Thursday, July 18, 2019

Dark Sun Terrain: Mountains

Himalayan Mountains, Asia
Mountain ranges consist of a series of mountains in a line and connected by high ground. There are numerous mountain ranges in the Tablelands, including the Black Spine Mountains, the Mekillot Mountains, the Windbreak Mountains, and the Ringing Mountains. These mountain ranges are made up of various types of rock and stone. While they can be very different, they are also very similar. All mountains are large landforms that rise above the surrounding area. These usually form peaks or small plateaus.
The Ringing mountains are the largest peaks in the Tablelands and the only ones capped in snow. They are made up of granite, diorite, monazite, shale, and limestone. High quality garnets are mined in the Ringing Mountains. From a distance of a hundred miles, the Ringing Mountains look like a ridge of reddish clouds hugging the horizon. As you move closer, their soft edges gradually grow sharper and more distinct. Within five miles of the mountains, the range takes on the appearance of a great wall.
The Windswept Mountains are made up of sandstone, shale, and limestone. They mark the northwestern base of the Ivory Triangle region. This high mountain range juts abruptly from the sandy wastes at the edge of the Tablelands on its northwestern side. These mountains are called the Windbreak Mountains because they protect the Gulg and Nibenay region from the prevailing west winds blowing off the Tablelands.
The Black Spine and Mekillot Mountains are made up of granite, gneiss, mudstone, and limestone.
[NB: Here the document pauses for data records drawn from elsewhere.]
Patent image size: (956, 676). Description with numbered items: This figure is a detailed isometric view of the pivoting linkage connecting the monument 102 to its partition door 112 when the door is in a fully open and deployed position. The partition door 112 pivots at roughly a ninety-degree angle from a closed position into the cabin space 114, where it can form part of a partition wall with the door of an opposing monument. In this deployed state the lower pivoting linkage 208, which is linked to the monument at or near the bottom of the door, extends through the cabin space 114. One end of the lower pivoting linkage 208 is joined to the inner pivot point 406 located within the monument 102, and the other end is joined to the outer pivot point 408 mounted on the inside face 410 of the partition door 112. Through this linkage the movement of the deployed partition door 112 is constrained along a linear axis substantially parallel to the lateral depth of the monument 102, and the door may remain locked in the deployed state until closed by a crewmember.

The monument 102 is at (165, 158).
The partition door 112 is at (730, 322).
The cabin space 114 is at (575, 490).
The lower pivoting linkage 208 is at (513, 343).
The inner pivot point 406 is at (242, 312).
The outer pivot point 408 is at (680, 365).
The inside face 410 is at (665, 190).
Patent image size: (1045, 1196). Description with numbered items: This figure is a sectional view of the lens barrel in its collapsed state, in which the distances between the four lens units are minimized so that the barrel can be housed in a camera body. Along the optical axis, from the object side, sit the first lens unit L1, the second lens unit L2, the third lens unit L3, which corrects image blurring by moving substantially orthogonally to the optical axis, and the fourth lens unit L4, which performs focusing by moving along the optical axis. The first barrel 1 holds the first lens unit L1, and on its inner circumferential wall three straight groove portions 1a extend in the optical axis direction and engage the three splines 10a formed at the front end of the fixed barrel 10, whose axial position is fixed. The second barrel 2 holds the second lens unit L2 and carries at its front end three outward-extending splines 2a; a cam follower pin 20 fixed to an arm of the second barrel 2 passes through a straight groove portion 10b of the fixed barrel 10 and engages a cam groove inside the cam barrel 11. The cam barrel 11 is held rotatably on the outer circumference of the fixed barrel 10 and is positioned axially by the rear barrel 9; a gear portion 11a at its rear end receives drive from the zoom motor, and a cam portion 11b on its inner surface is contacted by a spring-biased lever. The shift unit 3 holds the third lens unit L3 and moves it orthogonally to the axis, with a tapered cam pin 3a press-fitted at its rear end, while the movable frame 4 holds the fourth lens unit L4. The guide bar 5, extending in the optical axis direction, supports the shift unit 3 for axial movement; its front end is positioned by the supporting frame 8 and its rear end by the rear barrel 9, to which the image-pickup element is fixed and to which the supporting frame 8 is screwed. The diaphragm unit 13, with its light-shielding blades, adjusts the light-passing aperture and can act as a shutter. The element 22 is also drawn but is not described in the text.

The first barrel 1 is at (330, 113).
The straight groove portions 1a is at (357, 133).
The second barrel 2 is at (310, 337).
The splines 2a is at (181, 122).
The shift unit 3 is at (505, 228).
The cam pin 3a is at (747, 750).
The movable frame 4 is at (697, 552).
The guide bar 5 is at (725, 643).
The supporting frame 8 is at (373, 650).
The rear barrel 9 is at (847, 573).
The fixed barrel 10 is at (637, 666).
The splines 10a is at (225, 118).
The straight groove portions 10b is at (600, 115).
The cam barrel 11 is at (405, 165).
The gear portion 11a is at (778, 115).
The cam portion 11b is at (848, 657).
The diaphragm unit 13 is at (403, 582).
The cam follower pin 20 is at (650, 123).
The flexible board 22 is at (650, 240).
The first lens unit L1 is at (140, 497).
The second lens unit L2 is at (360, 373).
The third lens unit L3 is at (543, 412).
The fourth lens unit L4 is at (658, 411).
The Mekillot Mountains are an old, low-lying range in the center of the Great Ivory Plain. They're shaped like the backs of giant mekillots. The Black Spine Mountains are east of the Windbreak Mountains. They look like a huge gith, with a granite spine. Both of these mountain ranges get little rain.
There are other mountain ranges in the Tablelands as well, such as the Smoking Crown Mountains, the Kregill Mountains, and the mountain range near South Ledopolous. These mountain ranges are likely similar to the dry Black Spine and Mekillot Mountain ranges in composition, flora, and fauna.
Olympus Mons, Mars
The Ringing and Windbreak Mountains get a lot of rain compared to the other mountain ranges in the Tablelands, at least on their forested sides, which alters the animals that are present. The animals that I'll be discussing live the barren areas of those mountains, as well as other mountain ranges. The creatures that call the mountains home have to be hardy and tough to live in such barren terrain.
From simple Lirrs to savage B'rohgs, the mountains offer dwellings for creatures of all sizes. The footing is often treacherous and pathways small, so it's not too common to see huge creatures here. Flying creatures do not suffer such difficulty, so flying creatures of all sizes lair in the mountains. Flora is generally uncommon, but the plants that do grow are covered in thorns.
Traveling in the mountains is tedious and dangerous. A traveler usually has to forego mounts and wagons because the footing is treacherous. In addition, a traveler will usually have to climb over boulders and other dead ends at some point. To complicate things further, paths twist and turn, so traveling in a straight line is impossible. Other hazards include loose rock below that cause travelers to slip and loose rocks from above that may fall on travelers. In the Ringing and Windbreak Mountains, there is also the danger of altitude sickness.

Windswept Mountains, Iran
Food and water may be easy to find, but not easy to get to. Seeing an oasis three hundred feet down a sheer cliff isn't much help. Meat is the most common food source available, as plants are tough and burred. Water may be found in cracks and crevices and are hopefully accessible to the traveler. On the bright side, is that water is less likely to evaporate quickly in higher altitudes.

Official Rules: Characters traveling over mountains move at 1/6 of their movement rate.

House Rules: Every 1d8 hours of travel in the mountains requires a climbing check to bypass a barrier. Failure means the characters have been injured for 2d6 points of damage, or whatever the DM decides is appropriate. Player characters may avoid this check by lowering their move rate to 1/10 of their movement rate, minimum 1.

Special note about the Klar. The Klar in Terrors Beyond Tyr is listed as living in the Mekillot Mountains, however is it also listed in the Encounter Tables in the Mountain category. I believe that Klars live in all mountain ranges, but are more common in the Mekillot Mountains. So, in the Mekillot Mountains, treat Klars are uncommon rather than rare.